FIVE POINTS
by Tyler Anbinder

New York City lore is something I know a bit of but couldn’t care much about otherwise — this is because I’m a horrible person, of course — but more to the point it’s generally alien to my experience. I have my exceptions, though, and sometimes a good book comes along to illustrate some instances. George Chauncey’s Gay New York is a fine example of recent work while this one is even more recent, and vaguely timely given the flirtation of attention with the history of the Five Points neighborhood thanks to Scorcese’s last attempt to get an Academy Award (and also make a movie, apparently).

What’s nice about Anbinder’s study of the locale that informs both the book and movie Gangs of New York, not to mention one of my favorite novels of all time, Caleb Carr’s The Alienist, is that it (self-consciously, to be sure) aims to ‘tell the story right’ — the opening section wants to overturn both the perception of the area as complete sinkhole and the counterperception of it as being not that bad or suffering from exaggerated horror reports. This is hardly a new rhetorical move in any area but Anbinder often — not always, but often — finds just the right way to advance his theses, tying together hard figures and anecdotal tales, review of records and notes where the testimony fails or is nonexistent, to study what in the nineteenth century was practically a byword for poverty, desperation, sin, the whole lot.

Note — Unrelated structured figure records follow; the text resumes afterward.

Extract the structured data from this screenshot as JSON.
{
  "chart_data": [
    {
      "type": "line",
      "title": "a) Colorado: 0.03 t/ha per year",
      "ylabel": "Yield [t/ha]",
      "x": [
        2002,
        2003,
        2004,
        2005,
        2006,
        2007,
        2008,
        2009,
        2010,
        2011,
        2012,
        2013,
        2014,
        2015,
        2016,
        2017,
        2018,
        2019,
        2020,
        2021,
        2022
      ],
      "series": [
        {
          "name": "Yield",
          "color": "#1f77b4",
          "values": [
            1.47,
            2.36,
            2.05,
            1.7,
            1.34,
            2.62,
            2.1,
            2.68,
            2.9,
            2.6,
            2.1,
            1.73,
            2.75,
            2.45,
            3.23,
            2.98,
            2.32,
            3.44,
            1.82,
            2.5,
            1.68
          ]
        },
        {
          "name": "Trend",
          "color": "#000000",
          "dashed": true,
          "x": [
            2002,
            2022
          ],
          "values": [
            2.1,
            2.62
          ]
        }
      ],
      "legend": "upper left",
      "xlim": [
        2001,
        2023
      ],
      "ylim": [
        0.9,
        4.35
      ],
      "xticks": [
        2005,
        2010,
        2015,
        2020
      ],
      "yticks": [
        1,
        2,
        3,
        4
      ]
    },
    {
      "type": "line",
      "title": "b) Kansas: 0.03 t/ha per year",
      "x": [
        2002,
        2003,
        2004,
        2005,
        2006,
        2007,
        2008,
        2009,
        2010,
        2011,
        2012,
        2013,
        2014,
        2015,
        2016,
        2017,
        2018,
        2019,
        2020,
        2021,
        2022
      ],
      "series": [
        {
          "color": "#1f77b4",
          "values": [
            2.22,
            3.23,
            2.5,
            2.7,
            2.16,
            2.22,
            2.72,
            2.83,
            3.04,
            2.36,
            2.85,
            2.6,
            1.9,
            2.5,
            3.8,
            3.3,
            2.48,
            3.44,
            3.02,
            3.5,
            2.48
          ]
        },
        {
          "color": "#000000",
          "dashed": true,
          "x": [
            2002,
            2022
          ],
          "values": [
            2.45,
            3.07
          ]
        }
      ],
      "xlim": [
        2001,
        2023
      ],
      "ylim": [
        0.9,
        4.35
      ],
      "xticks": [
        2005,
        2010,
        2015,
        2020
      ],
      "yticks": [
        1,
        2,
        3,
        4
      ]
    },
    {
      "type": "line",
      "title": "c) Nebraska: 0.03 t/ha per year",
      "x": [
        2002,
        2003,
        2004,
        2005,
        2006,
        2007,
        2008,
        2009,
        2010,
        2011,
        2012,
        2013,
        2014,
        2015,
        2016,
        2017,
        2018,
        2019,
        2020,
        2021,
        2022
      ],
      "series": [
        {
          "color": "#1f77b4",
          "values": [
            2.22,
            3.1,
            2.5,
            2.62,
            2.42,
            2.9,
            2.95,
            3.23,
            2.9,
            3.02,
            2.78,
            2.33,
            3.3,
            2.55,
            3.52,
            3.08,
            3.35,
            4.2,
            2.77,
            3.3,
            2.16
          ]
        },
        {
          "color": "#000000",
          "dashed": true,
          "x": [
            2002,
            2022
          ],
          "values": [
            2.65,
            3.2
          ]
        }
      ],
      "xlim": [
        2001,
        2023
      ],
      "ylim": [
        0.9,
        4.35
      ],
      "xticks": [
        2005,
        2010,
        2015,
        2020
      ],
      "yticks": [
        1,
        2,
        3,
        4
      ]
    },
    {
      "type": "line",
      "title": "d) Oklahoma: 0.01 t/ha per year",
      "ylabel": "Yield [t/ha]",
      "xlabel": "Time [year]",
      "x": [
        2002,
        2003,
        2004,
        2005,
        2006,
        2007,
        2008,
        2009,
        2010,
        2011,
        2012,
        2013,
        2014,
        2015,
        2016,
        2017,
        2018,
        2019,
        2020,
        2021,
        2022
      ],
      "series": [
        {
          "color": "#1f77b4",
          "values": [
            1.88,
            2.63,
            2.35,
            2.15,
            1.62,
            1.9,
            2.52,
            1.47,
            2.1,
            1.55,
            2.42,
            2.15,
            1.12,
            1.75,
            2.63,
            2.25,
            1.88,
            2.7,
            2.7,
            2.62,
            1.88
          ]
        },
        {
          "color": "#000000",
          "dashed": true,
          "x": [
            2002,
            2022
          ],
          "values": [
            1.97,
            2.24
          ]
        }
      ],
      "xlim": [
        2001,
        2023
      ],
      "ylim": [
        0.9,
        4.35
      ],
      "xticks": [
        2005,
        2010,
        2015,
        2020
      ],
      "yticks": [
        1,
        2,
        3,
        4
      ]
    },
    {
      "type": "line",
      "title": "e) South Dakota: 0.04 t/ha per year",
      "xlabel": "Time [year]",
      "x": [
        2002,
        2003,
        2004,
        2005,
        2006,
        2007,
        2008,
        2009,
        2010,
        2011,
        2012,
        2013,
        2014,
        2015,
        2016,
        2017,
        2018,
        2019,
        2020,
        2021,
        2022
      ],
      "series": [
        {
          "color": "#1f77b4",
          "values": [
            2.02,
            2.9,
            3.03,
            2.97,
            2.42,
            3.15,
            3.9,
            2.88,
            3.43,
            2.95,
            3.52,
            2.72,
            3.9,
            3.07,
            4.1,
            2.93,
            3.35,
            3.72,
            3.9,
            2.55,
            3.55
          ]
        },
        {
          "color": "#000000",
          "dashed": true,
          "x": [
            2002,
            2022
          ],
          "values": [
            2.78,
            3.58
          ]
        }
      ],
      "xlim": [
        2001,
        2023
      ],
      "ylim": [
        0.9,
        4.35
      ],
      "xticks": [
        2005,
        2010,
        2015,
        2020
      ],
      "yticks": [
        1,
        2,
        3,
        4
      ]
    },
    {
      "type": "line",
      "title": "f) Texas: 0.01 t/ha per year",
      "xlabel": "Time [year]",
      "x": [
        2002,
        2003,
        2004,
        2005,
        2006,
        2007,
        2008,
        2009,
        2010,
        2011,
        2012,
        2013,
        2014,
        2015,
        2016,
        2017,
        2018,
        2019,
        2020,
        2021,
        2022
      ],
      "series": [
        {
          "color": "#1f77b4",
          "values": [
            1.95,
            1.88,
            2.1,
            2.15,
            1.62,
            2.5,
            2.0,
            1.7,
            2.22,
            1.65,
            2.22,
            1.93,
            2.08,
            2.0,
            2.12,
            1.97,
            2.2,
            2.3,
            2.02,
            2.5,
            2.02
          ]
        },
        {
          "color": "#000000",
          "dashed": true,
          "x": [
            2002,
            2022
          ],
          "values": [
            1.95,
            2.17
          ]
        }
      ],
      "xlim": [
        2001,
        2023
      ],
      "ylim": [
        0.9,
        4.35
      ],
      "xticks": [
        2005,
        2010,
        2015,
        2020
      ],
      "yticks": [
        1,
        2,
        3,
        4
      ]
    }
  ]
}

And that’s perhaps the best part of the book, that it studies the construction of the image of Five Points, looking at how those perceptions were created and what drove them, how certain elements were exaggerated or reported or more. It’s often smart social criticism in its own way — again, not a revelatory approach but here a well-handled one. There’s enough to give you the creeping horrors (the descriptions of the stifling, stinking tenements are gut-wrenching) and to help you refocus on the place and time (such as the fact that many Irish immigrants absolutely thought that for all of Five Points’ obvious flaws it was still a vast improvement over their situation where they came from).